If the Wilpons didn’t even try to keep their best player, what hope is there for the future? What possible sales pitch can the Mets use to bring fans to the ballpark in 2012? They’ve already lost 40 percent of the four million loyalists they drew in 2008. And with anti-ownership sentiment exploding on blogs and message boards — not to mention the likelihood of a last-place finish next summer — it’s possible the Mets will fail to attract two million fans for the first since 1997.

No wonder Alderson looked so uncomfortable answering questions on Sunday night at the winter meetings. The GM said he hasn’t given up on 2012, citing the Cardinals and Diamondbacks as examples of what a can-do work ethic can accomplish. But none of Alderson’s pronouncements sounded convincing, not as he continues to stand in front of the slings and arrows meant for the Wilpons.

Alderson, who came to the Mets with a sterling reputation, didn’t sign up to shepherd a team that’s going broke. That wasn’t in his initial job description. Yet, look at the trend line: The Wilpons are savaging what was once a $140 million payroll by some $50 million next year.

Trying to topple toe Braves and Phillies, not to mention the now-surging Marlins and even the Nationals, will be impossible on just $90 million, especially with only two established players remaining on the roster.

David Wright and Johan Santana are all that’s left, and don’t think for a minute the Wilpons aren’t already doing the math on trading their star third baseman. It’s the only way to cope with the huge checks the Mets will soon have to write.

Consider: The Wilpons owe $430 million in principal of a loan against the team, due in 2014. They owe $450 million in principal of a loan against SNY, due in 2015. They owe an estimated $600 million, due in $25 million increments every six months, on the ballpark.

And we haven’t even mentioned the collateral damage from the Madoff lawsuit, which currently stands at $83 million. That is, unless Judge Jed Rakoff’s recent ruling, which was favorable to the Mets, is allowed to stand. If Rakoff’s calculations are reversed on appeal, the Wilpons could be on the hook for hundreds of millions more.

That explains everything about the Mets’ restraint over Reyes, and their reaction to losing him on Sunday, which could be distilled to two words: Oh, well.

Nowhere in Alderson’s postmortem was a hint of embarrassment or regret at the way Reyes left, or to whom the war was lost. Not the respected franchises like the Phillies or Giants, but the upstart Marlins, who went crazy with the dollars because of one overriding obsession: They had to have Reyes in the starting lineup on Opening Day in 2012. No matter what.

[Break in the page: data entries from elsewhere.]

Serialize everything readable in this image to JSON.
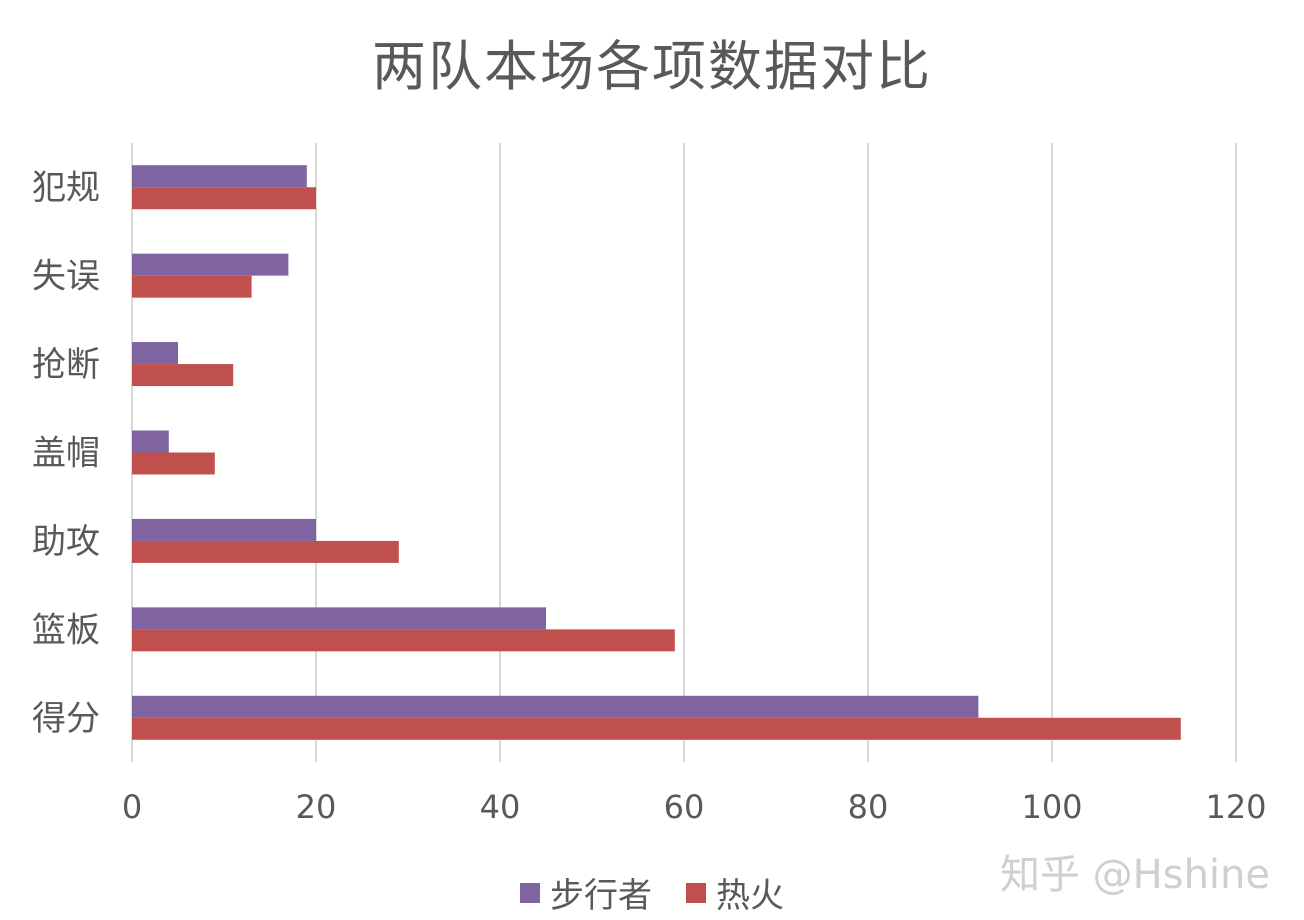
{
  "chart_data": {
    "type": "bar",
    "orientation": "horizontal",
    "title": "两队本场各项数据对比",
    "categories": [
      "犯规",
      "失误",
      "抢断",
      "盖帽",
      "助攻",
      "篮板",
      "得分"
    ],
    "series": [
      {
        "name": "步行者",
        "color": "#8064a2",
        "values": [
          19,
          17,
          5,
          4,
          20,
          45,
          92
        ]
      },
      {
        "name": "热火",
        "color": "#c0504d",
        "values": [
          20,
          13,
          11,
          9,
          29,
          59,
          114
        ]
      }
    ],
    "xlim": [
      0,
      120
    ],
    "xticks": [
      "0",
      "20",
      "40",
      "60",
      "80",
      "100",
      "120"
    ],
    "grid": true,
    "legend_position": "bottom"
  },
  "watermark": "知乎 @Hshine"
}
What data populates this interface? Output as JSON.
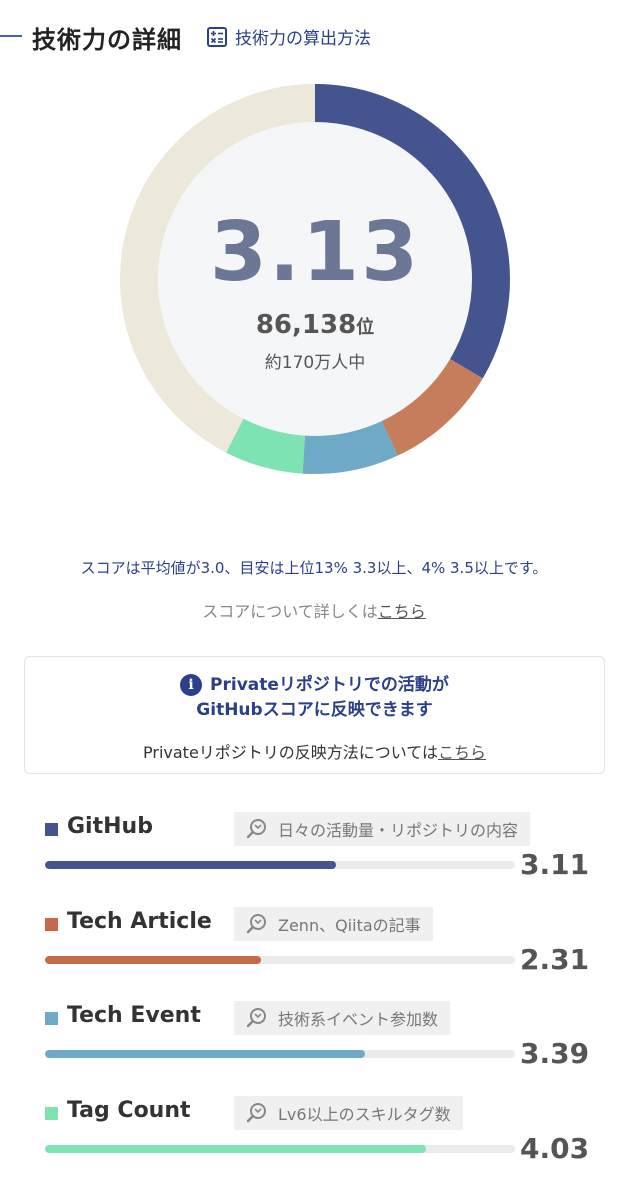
{
  "header": {
    "title": "技術力の詳細",
    "calc_link_label": "技術力の算出方法",
    "calc_icon": "calculator-icon"
  },
  "summary": {
    "score": "3.13",
    "rank": "86,138",
    "rank_unit": "位",
    "users": "約170万人中"
  },
  "donut": {
    "background_color": "#ece9da",
    "segments": [
      {
        "name": "GitHub",
        "fraction": 0.335,
        "color": "#44548f"
      },
      {
        "name": "Tech Article",
        "fraction": 0.095,
        "color": "#c57d5c"
      },
      {
        "name": "Tech Event",
        "fraction": 0.08,
        "color": "#6eaac7"
      },
      {
        "name": "Tag Count",
        "fraction": 0.065,
        "color": "#7de3b2"
      }
    ]
  },
  "note": {
    "text": "スコアは平均値が3.0、目安は上位13% 3.3以上、4% 3.5以上です。",
    "more_prefix": "スコアについて詳しくは",
    "more_link": "こちら"
  },
  "private_box": {
    "icon": "info-icon",
    "title_line1": "Privateリポジトリでの活動が",
    "title_line2": "GitHubスコアに反映できます",
    "sub_prefix": "Privateリポジトリの反映方法については",
    "sub_link": "こちら"
  },
  "categories": [
    {
      "name": "GitHub",
      "tag": "日々の活動量・リポジトリの内容",
      "value": "3.11",
      "fill": 0.62,
      "color": "#44548f",
      "icon": "search-detail-icon"
    },
    {
      "name": "Tech Article",
      "tag": "Zenn、Qiitaの記事",
      "value": "2.31",
      "fill": 0.46,
      "color": "#c5694a",
      "icon": "search-detail-icon"
    },
    {
      "name": "Tech Event",
      "tag": "技術系イベント参加数",
      "value": "3.39",
      "fill": 0.68,
      "color": "#6eaac7",
      "icon": "search-detail-icon"
    },
    {
      "name": "Tag Count",
      "tag": "Lv6以上のスキルタグ数",
      "value": "4.03",
      "fill": 0.81,
      "color": "#7de3b2",
      "icon": "search-detail-icon"
    }
  ]
}
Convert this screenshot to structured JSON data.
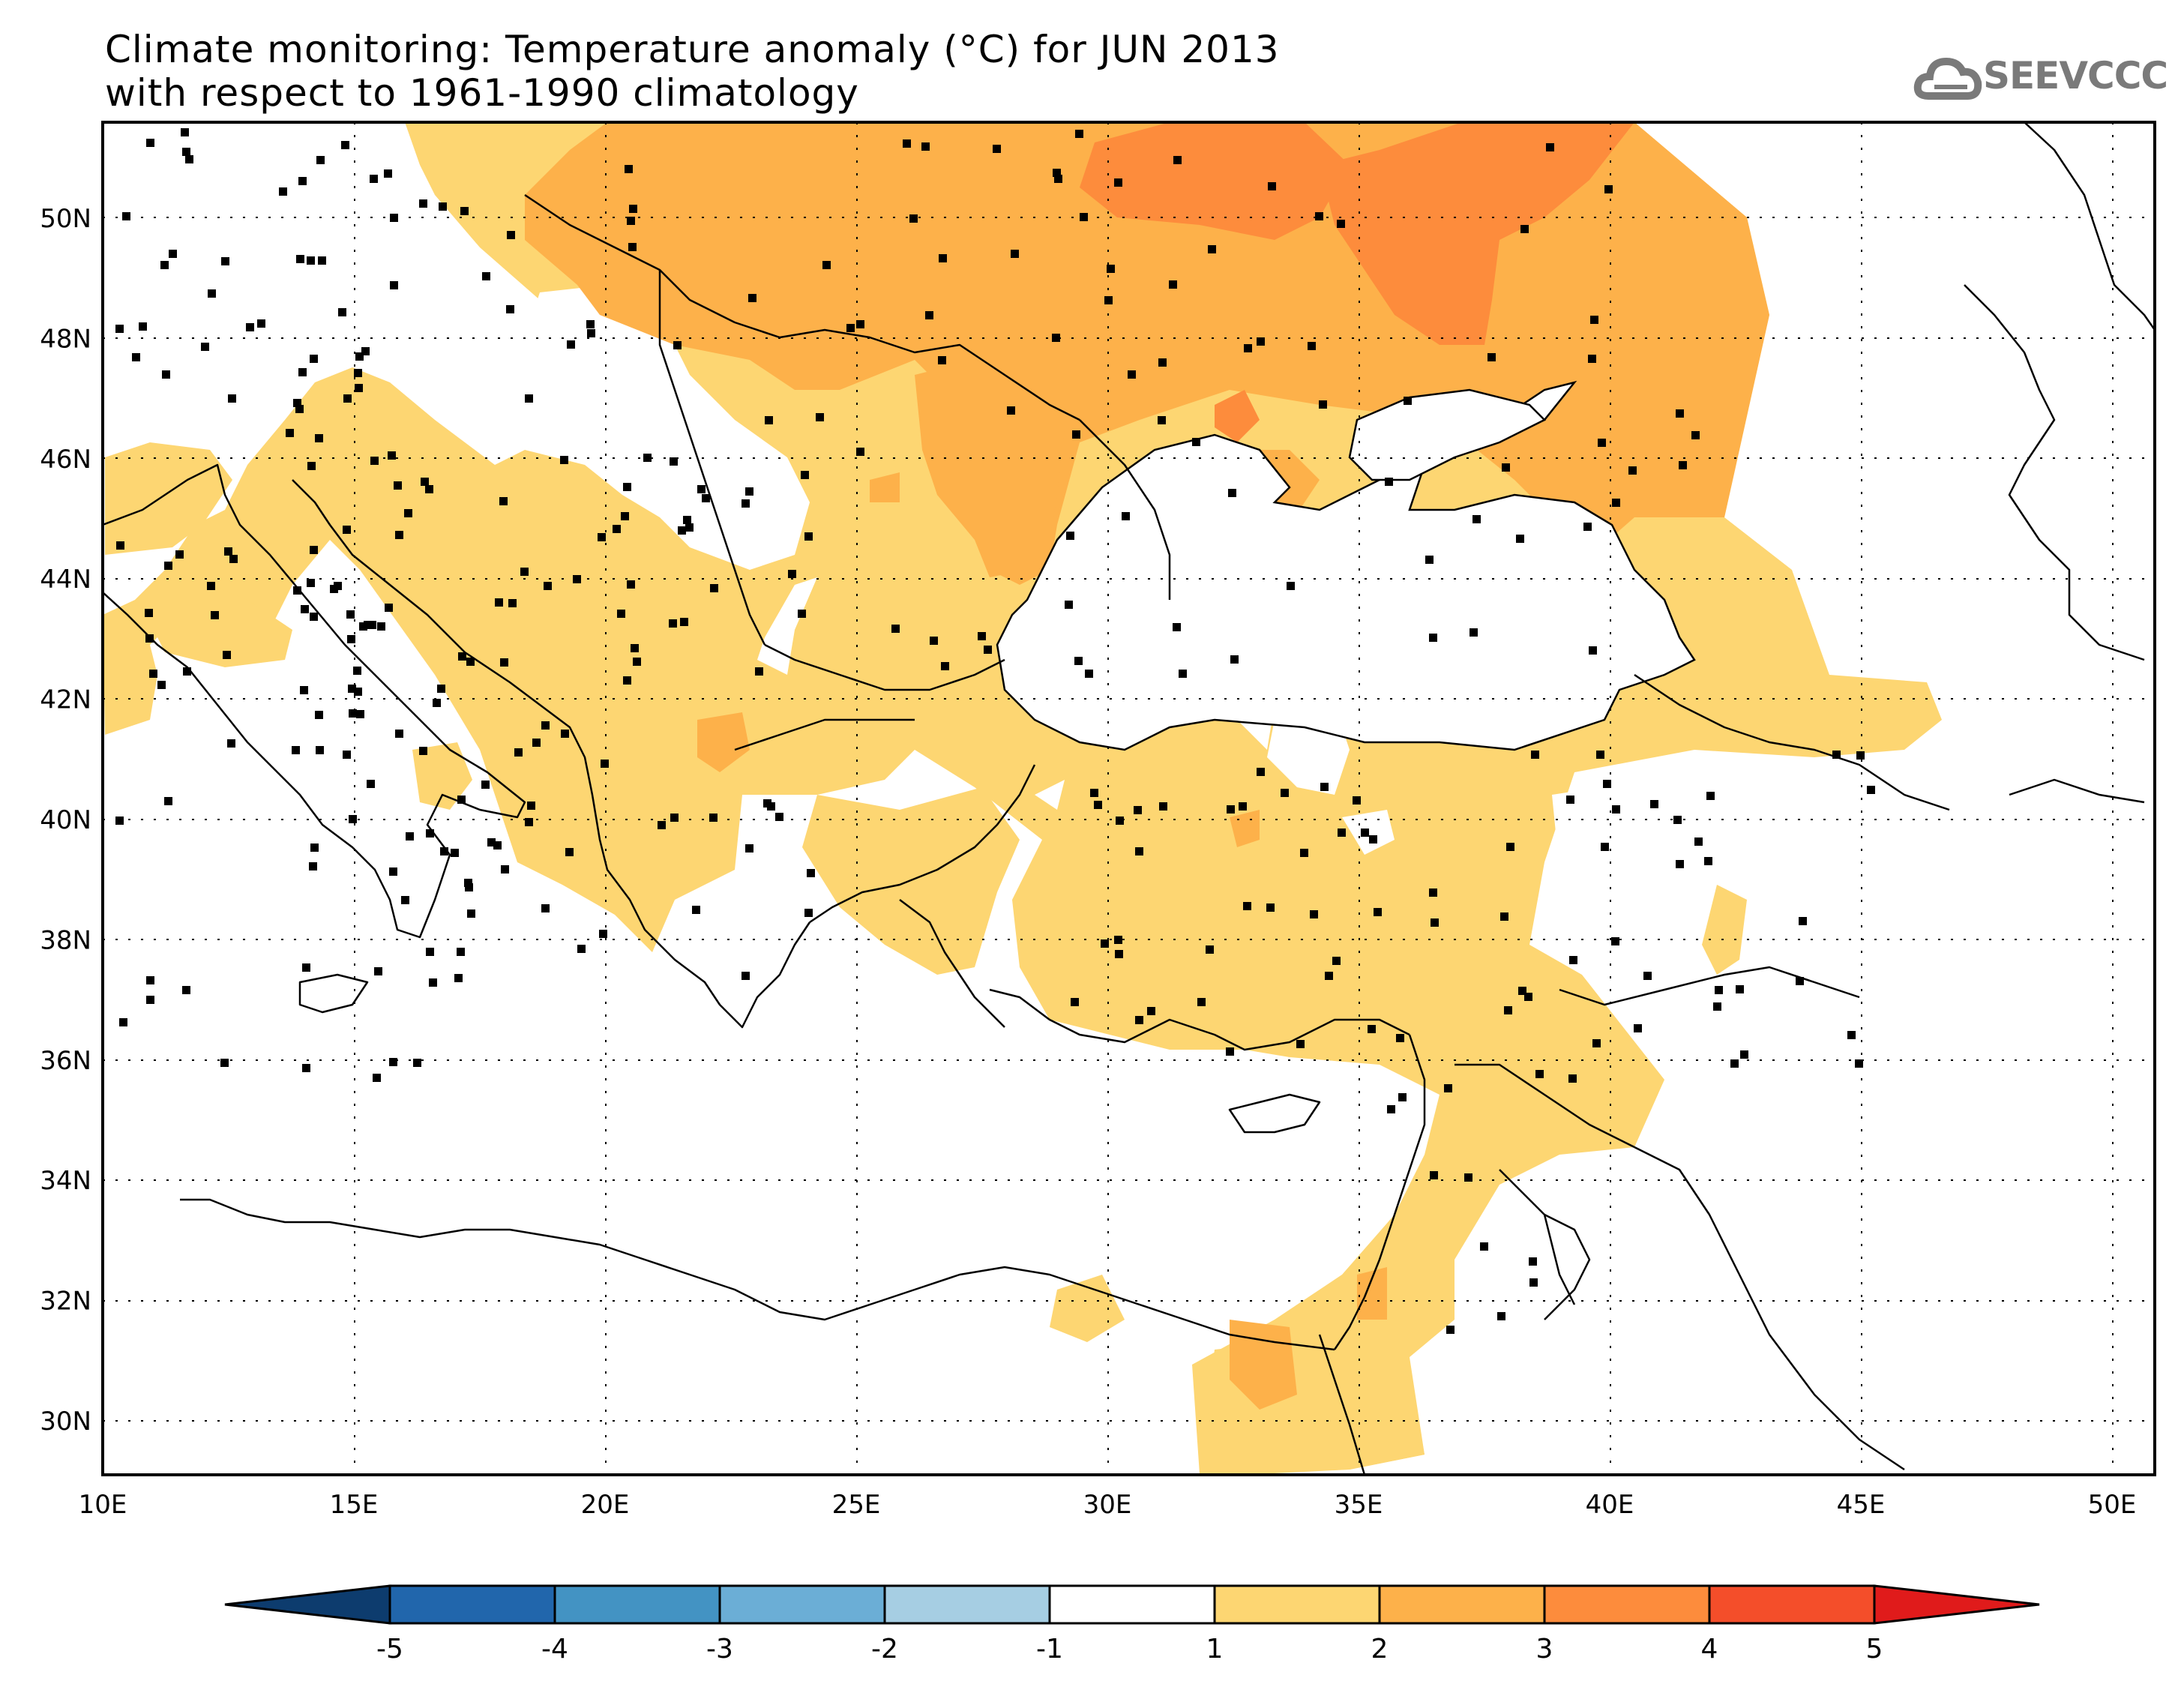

The Mets? They had no such energy. They had no plan, period. Alderson’s strategy was reduced to hoping no one would consider Reyes worthy of $100-plus million. Then, in a depressed market, the Mets could play to his loyalty.

It was a long shot, to be sure, and the Mets ensured their doom by failing to make Reyes a priority. Even when they had a five-day window of negotiating exclusivity, the Mets didn’t see fit to woo Reyes. Now we know why. It’s hard to fake it when you’re broke.